How do you know "what you want" when ranking nodes?
Say you're on a fork, in this process your node will rank all nodes also on your fork high on it's list because those forked nodes agree with your chain, where all nodes on the real chain are ranked low because they disagree with your chain.
Now, I'm not too keen on the technicals so please correct me if I'm wrong, but this sounds rather similar to the banscore system we currently have. If a node sends you invalid blocks (like blocks on a fork), their banscore goes up. If a nodes banscore reaches 100, then your node will refuse to talk with the banned node.

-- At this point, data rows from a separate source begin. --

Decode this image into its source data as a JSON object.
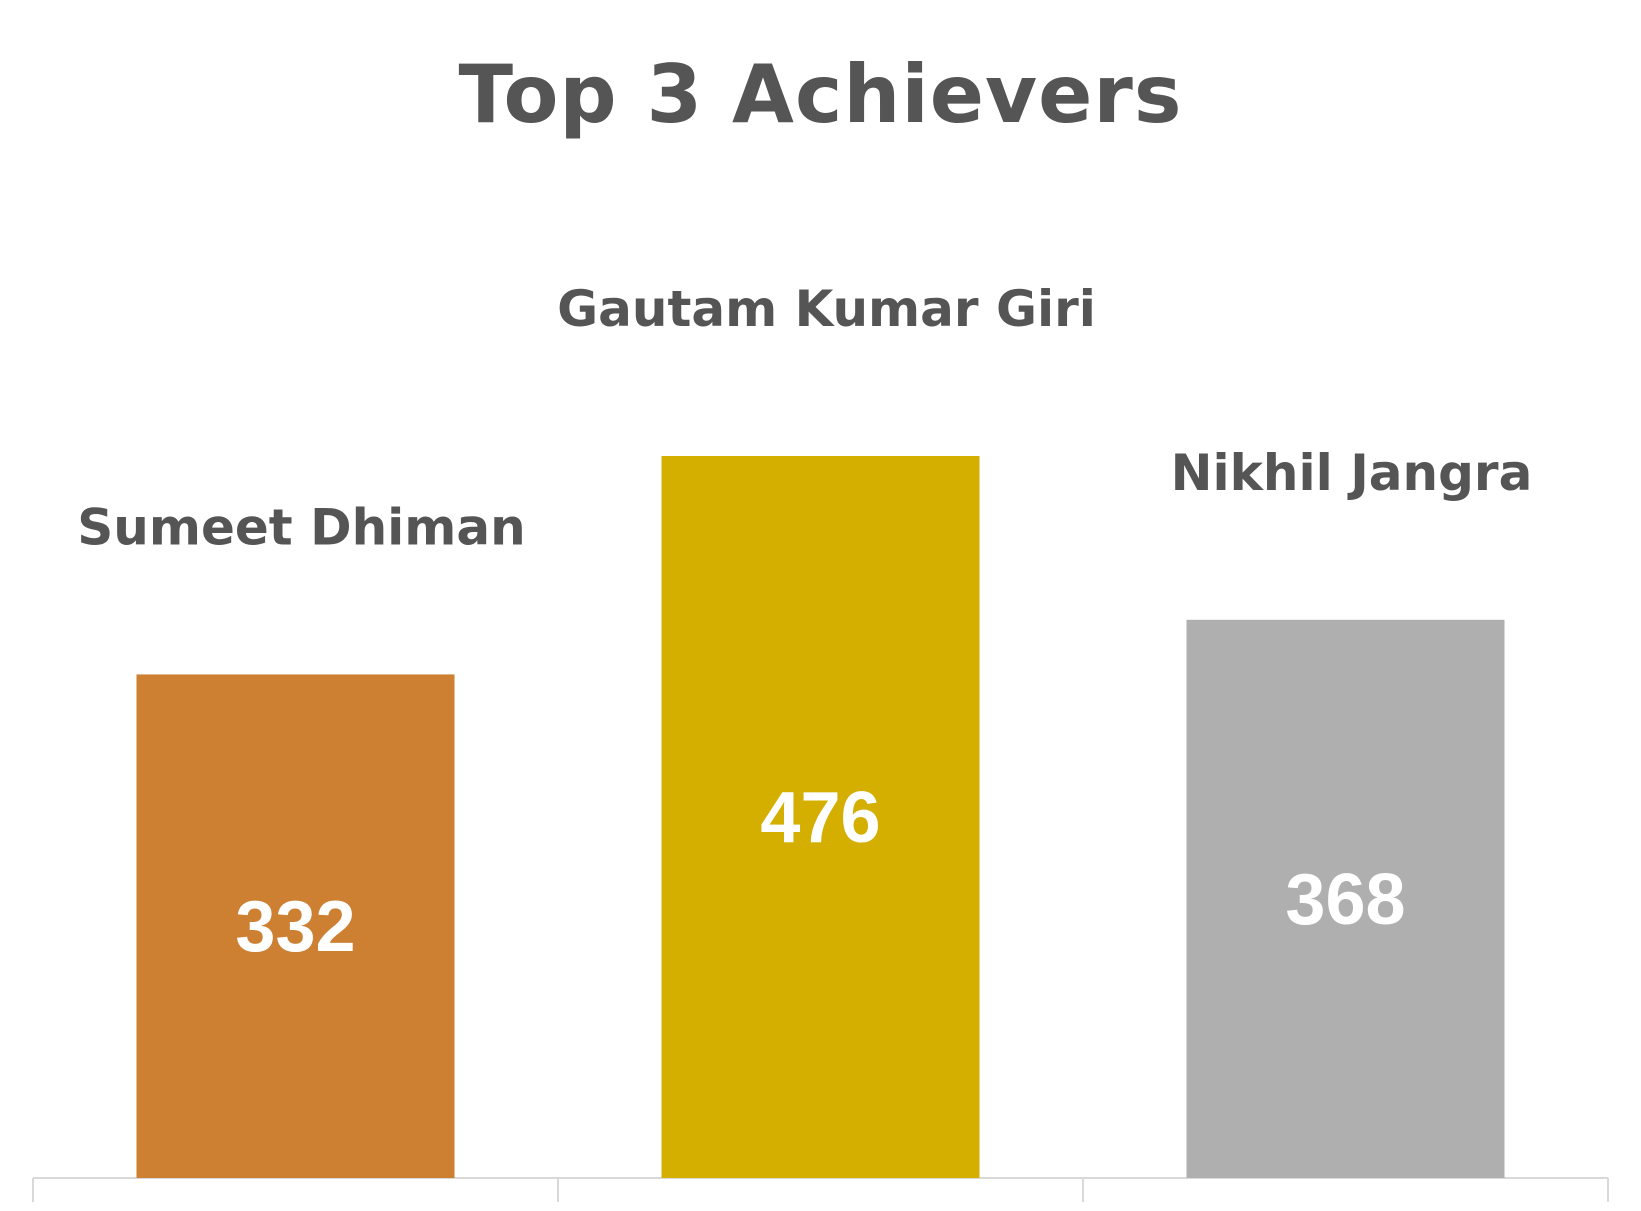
{
  "chart_data": {
    "type": "bar",
    "title": "Top 3 Achievers",
    "categories": [
      "Sumeet Dhiman",
      "Gautam Kumar Giri",
      "Nikhil Jangra"
    ],
    "values": [
      332,
      476,
      368
    ],
    "colors": [
      "#CD7F32",
      "#D4AF00",
      "#AFAFAF"
    ],
    "xlabel": "",
    "ylabel": "",
    "grid": false,
    "legend": "none",
    "axis_color": "#D9D9D9",
    "name_color": "#555555",
    "value_label_color": "#FFFFFF"
  }
}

The major contrast I see with your proposal and the current system is that in your proposal nodes at the bottom of the list still hold influence over connected nodes (albeit a small influence). This sounds like it would help with forking (It might not, I really don't know), but it may leave the network open to a DDoS attack as those nodes still maintain a connection to each other even though they're at the bottom of each others lists.

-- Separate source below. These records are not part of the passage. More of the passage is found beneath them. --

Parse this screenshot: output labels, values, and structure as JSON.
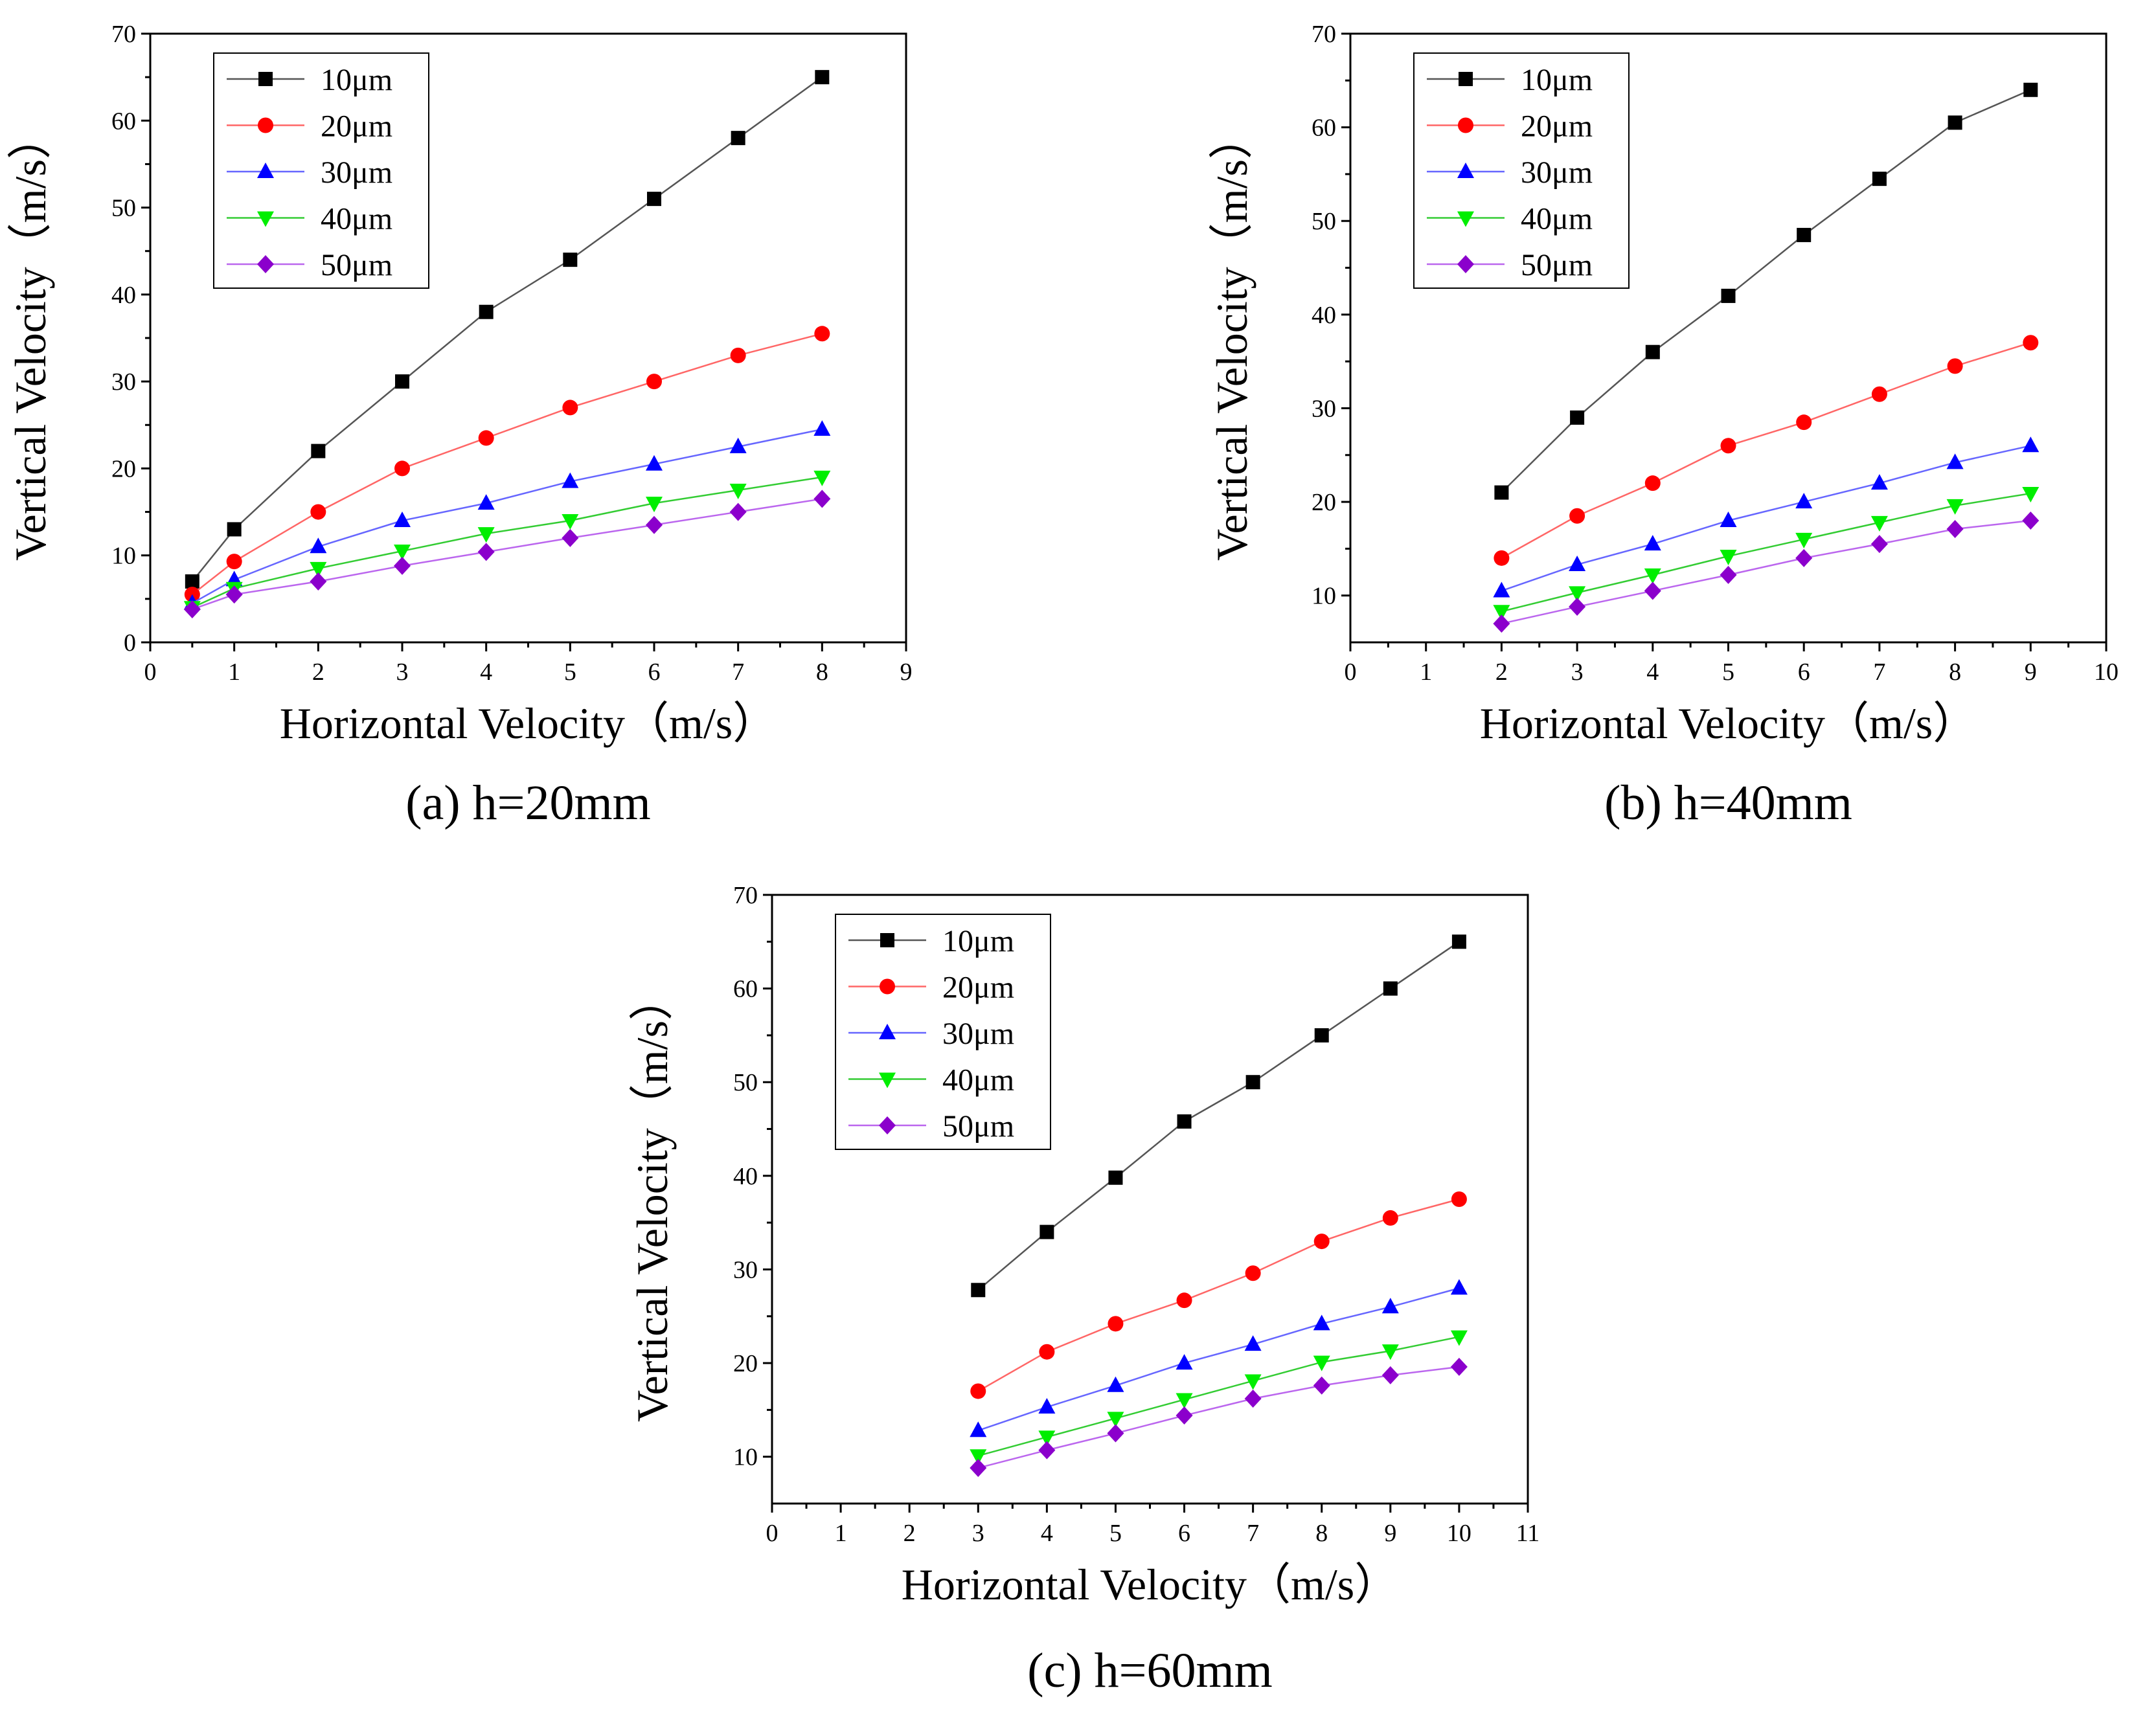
{
  "chart_data": [
    {
      "type": "line",
      "caption": "(a) h=20mm",
      "xlabel": "Horizontal Velocity（m/s）",
      "ylabel": "Vertical Velocity（m/s）",
      "xlim": [
        0,
        9
      ],
      "ylim": [
        0,
        70
      ],
      "xticks": [
        0,
        1,
        2,
        3,
        4,
        5,
        6,
        7,
        8,
        9
      ],
      "yticks": [
        0,
        10,
        20,
        30,
        40,
        50,
        60,
        70
      ],
      "legend_position": "top-left",
      "grid": false,
      "x": [
        0.5,
        1,
        2,
        3,
        4,
        5,
        6,
        7,
        8
      ],
      "series": [
        {
          "name": "10μm",
          "color": "#000000",
          "line_color": "#555555",
          "marker": "square",
          "values": [
            7,
            13,
            22,
            30,
            38,
            44,
            51,
            58,
            65
          ]
        },
        {
          "name": "20μm",
          "color": "#ff0000",
          "line_color": "#ff6666",
          "marker": "circle",
          "values": [
            5.5,
            9.3,
            15,
            20,
            23.5,
            27,
            30,
            33,
            35.5
          ]
        },
        {
          "name": "30μm",
          "color": "#0000ff",
          "line_color": "#6666ff",
          "marker": "triangle-up",
          "values": [
            4.5,
            7.2,
            11,
            14,
            16,
            18.5,
            20.5,
            22.5,
            24.5
          ]
        },
        {
          "name": "40μm",
          "color": "#00ee00",
          "line_color": "#33cc33",
          "marker": "triangle-down",
          "values": [
            4,
            6.2,
            8.5,
            10.5,
            12.5,
            14,
            16,
            17.5,
            19
          ]
        },
        {
          "name": "50μm",
          "color": "#8b00cc",
          "line_color": "#bb66ee",
          "marker": "diamond",
          "values": [
            3.8,
            5.5,
            7,
            8.8,
            10.4,
            12,
            13.5,
            15,
            16.5
          ]
        }
      ]
    },
    {
      "type": "line",
      "caption": "(b) h=40mm",
      "xlabel": "Horizontal Velocity（m/s）",
      "ylabel": "Vertical Velocity（m/s）",
      "xlim": [
        0,
        10
      ],
      "ylim": [
        5,
        70
      ],
      "xticks": [
        0,
        1,
        2,
        3,
        4,
        5,
        6,
        7,
        8,
        9,
        10
      ],
      "yticks": [
        10,
        20,
        30,
        40,
        50,
        60,
        70
      ],
      "legend_position": "top-left",
      "grid": false,
      "x": [
        2,
        3,
        4,
        5,
        6,
        7,
        8,
        9
      ],
      "series": [
        {
          "name": "10μm",
          "color": "#000000",
          "line_color": "#555555",
          "marker": "square",
          "values": [
            21,
            29,
            36,
            42,
            48.5,
            54.5,
            60.5,
            64
          ]
        },
        {
          "name": "20μm",
          "color": "#ff0000",
          "line_color": "#ff6666",
          "marker": "circle",
          "values": [
            14,
            18.5,
            22,
            26,
            28.5,
            31.5,
            34.5,
            37
          ]
        },
        {
          "name": "30μm",
          "color": "#0000ff",
          "line_color": "#6666ff",
          "marker": "triangle-up",
          "values": [
            10.5,
            13.3,
            15.5,
            18,
            20,
            22,
            24.2,
            26
          ]
        },
        {
          "name": "40μm",
          "color": "#00ee00",
          "line_color": "#33cc33",
          "marker": "triangle-down",
          "values": [
            8.3,
            10.3,
            12.2,
            14.2,
            16,
            17.8,
            19.6,
            20.9
          ]
        },
        {
          "name": "50μm",
          "color": "#8b00cc",
          "line_color": "#bb66ee",
          "marker": "diamond",
          "values": [
            7,
            8.8,
            10.5,
            12.2,
            14,
            15.5,
            17.1,
            18
          ]
        }
      ]
    },
    {
      "type": "line",
      "caption": "(c) h=60mm",
      "xlabel": "Horizontal Velocity（m/s）",
      "ylabel": "Vertical Velocity（m/s）",
      "xlim": [
        0,
        11
      ],
      "ylim": [
        5,
        70
      ],
      "xticks": [
        0,
        1,
        2,
        3,
        4,
        5,
        6,
        7,
        8,
        9,
        10,
        11
      ],
      "yticks": [
        10,
        20,
        30,
        40,
        50,
        60,
        70
      ],
      "legend_position": "top-left",
      "grid": false,
      "x": [
        3,
        4,
        5,
        6,
        7,
        8,
        9,
        10
      ],
      "series": [
        {
          "name": "10μm",
          "color": "#000000",
          "line_color": "#555555",
          "marker": "square",
          "values": [
            27.8,
            34,
            39.8,
            45.8,
            50,
            55,
            60,
            65
          ]
        },
        {
          "name": "20μm",
          "color": "#ff0000",
          "line_color": "#ff6666",
          "marker": "circle",
          "values": [
            17,
            21.2,
            24.2,
            26.7,
            29.6,
            33,
            35.5,
            37.5
          ]
        },
        {
          "name": "30μm",
          "color": "#0000ff",
          "line_color": "#6666ff",
          "marker": "triangle-up",
          "values": [
            12.8,
            15.3,
            17.6,
            20,
            22,
            24.2,
            26,
            28
          ]
        },
        {
          "name": "40μm",
          "color": "#00ee00",
          "line_color": "#33cc33",
          "marker": "triangle-down",
          "values": [
            10.1,
            12.1,
            14.1,
            16.1,
            18.1,
            20.1,
            21.3,
            22.8
          ]
        },
        {
          "name": "50μm",
          "color": "#8b00cc",
          "line_color": "#bb66ee",
          "marker": "diamond",
          "values": [
            8.8,
            10.7,
            12.5,
            14.4,
            16.2,
            17.6,
            18.7,
            19.6
          ]
        }
      ]
    }
  ]
}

I'd like to see some dev feedback here because I'm really not educated enough to know if this would work in practice.
Actually not, that's why latency takes important role. The node that's first on my list is going to have many disagreements with other nodes causing latency increases. Therefore, it's internal list of priorities is going to change. As a results, it's expected that node will have much higher latency due to overheat caused by rejected blocks with other nodes (that does not count as successful operations), and it will directly cause increase latency towards my node, putting it onto the bottom of the list.
The banscore system was one of inspiration for this, to be clear this is not from scratch. I went through the code in order to understand how we can improve, not replace. As for the Ddos, yes that method could be used to destabilize good nodes, but that's exactly why we are putting a small influence even towards those in forks, on placed on really bad ISP connection. Meaning, they are not necessarily on fork. In this scenario, these are actually helping network to heal until ddos stops. (at least in theory).
The another inspiration about this come from thinking on how to improve steem witnesses model.
And the third one is from real life experience of BGP routing implementation where I was able to confirm that this could be a working model. (Not necessarily for GRC and Steem, but for BGP shows great results so far).